12月12日、家電量販店の「ヤマダ電機」が、経営再建中の「大塚家具」の株式を50%超取得し、子会社化することを発表した。買収額は約44億円になるというが、今後も大塚家具の社長は大塚久美子氏が続投することも併せて発表され、驚きの声が上がっている。
「大塚家具は2015年、お家騒動と言われる委任状争奪戦を繰り広げた末、創業者の大塚勝久氏から娘の久美子氏が経営権を奪取。それまでの高級路線から低価格路線へとシフトしたものの、11月14日に発表した19年1〜9月期では最終損益が30億円の赤字になるなど、同期としては5年連続の赤字に陥っていました。
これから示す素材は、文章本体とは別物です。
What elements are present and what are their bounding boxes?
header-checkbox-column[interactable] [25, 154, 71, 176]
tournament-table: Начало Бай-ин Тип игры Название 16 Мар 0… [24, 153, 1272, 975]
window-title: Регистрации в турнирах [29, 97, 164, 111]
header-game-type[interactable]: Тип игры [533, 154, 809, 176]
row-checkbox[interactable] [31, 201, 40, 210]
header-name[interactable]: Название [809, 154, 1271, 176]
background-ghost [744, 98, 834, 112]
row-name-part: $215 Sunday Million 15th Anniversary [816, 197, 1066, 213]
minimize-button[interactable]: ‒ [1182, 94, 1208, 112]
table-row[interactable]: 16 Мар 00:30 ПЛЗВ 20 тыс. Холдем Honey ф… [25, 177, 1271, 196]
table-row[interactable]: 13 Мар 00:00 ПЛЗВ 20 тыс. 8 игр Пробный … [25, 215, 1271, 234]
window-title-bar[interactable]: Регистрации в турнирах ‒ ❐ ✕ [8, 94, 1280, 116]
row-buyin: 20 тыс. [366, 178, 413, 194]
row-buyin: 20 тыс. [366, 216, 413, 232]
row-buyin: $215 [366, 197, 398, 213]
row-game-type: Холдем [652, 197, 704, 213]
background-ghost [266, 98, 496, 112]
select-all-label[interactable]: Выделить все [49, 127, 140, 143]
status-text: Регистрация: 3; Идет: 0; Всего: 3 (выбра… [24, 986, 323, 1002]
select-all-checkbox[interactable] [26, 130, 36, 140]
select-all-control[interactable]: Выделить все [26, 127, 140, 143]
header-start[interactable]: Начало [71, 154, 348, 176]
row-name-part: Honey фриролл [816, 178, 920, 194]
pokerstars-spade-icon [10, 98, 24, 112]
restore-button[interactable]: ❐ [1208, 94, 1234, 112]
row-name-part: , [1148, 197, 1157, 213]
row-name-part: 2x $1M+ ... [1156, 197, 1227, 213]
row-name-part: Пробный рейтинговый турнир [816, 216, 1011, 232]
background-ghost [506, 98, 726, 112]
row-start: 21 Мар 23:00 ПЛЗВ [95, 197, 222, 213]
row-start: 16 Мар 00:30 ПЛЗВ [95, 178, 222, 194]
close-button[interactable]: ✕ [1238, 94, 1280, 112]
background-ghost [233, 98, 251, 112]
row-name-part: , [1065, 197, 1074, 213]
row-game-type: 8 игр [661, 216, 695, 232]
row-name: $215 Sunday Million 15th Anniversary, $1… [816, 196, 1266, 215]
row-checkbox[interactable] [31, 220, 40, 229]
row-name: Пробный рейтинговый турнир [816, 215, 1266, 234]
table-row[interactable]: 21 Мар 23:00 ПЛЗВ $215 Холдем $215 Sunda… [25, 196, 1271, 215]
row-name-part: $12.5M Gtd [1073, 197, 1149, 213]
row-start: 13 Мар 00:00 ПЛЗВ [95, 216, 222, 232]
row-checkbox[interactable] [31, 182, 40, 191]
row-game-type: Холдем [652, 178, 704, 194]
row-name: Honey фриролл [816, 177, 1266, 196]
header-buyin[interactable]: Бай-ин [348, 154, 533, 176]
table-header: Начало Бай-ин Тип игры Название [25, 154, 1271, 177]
久美子社長は構造改革を進めて来ましたが、結局は自力での再建を断念し、事実上の身売りでヤマダ電機傘下となったわけです」(経済評ジャーナリスト)
大塚家具とヤマダ電機は、今年2月に業務提携を発表し、ヤマダ店舗で家具の販売をおこなうなど協力体制にあった。ヤマダは住宅メーカー「エス・バイ・エル」を子会社化するなど住宅分野にも力を入れており、大塚家具を取り込むことで、電気、家電、住宅の総合企業を目指していると見られる。同社の山田昇会長は12日の会見で、「大塚家具の商品は粗利が高く、売り上げを少し伸ばせば黒字化は達成できる」と説明している。
「それにしても驚いたのが、久美子社長の続投です。彼女は会見で『構造改革を行い、黒字まであと一歩になった』と実績を強調していましたが、どう考えても大塚家具を5年連続の赤字にした当人。ネット上でも、《会社をダメにした張本人が続投?》《商才がない久美子社長をはやく大塚家具から外した方が良い》などとする揶揄が殺到しているのです」(経営コンサルタント)
なお、ヤマダは大塚家具の子会社化を発表したことで、株価が急落。お荷物を抱え込んだとの懸念が広がっているからだ。
「そうした状況はヤマダの山田昇会長も予測していたことでしょうが、久美子社長との会見では『私どもの考え方は結果主義』『チャンスを与える』としていました。来期の黒字が見込めなければ、久美子社長はあっさり切られる可能性はありますね」(前出・経営コンサルタント)
久美子社長にとっては、もう言い訳のできないところまで来た。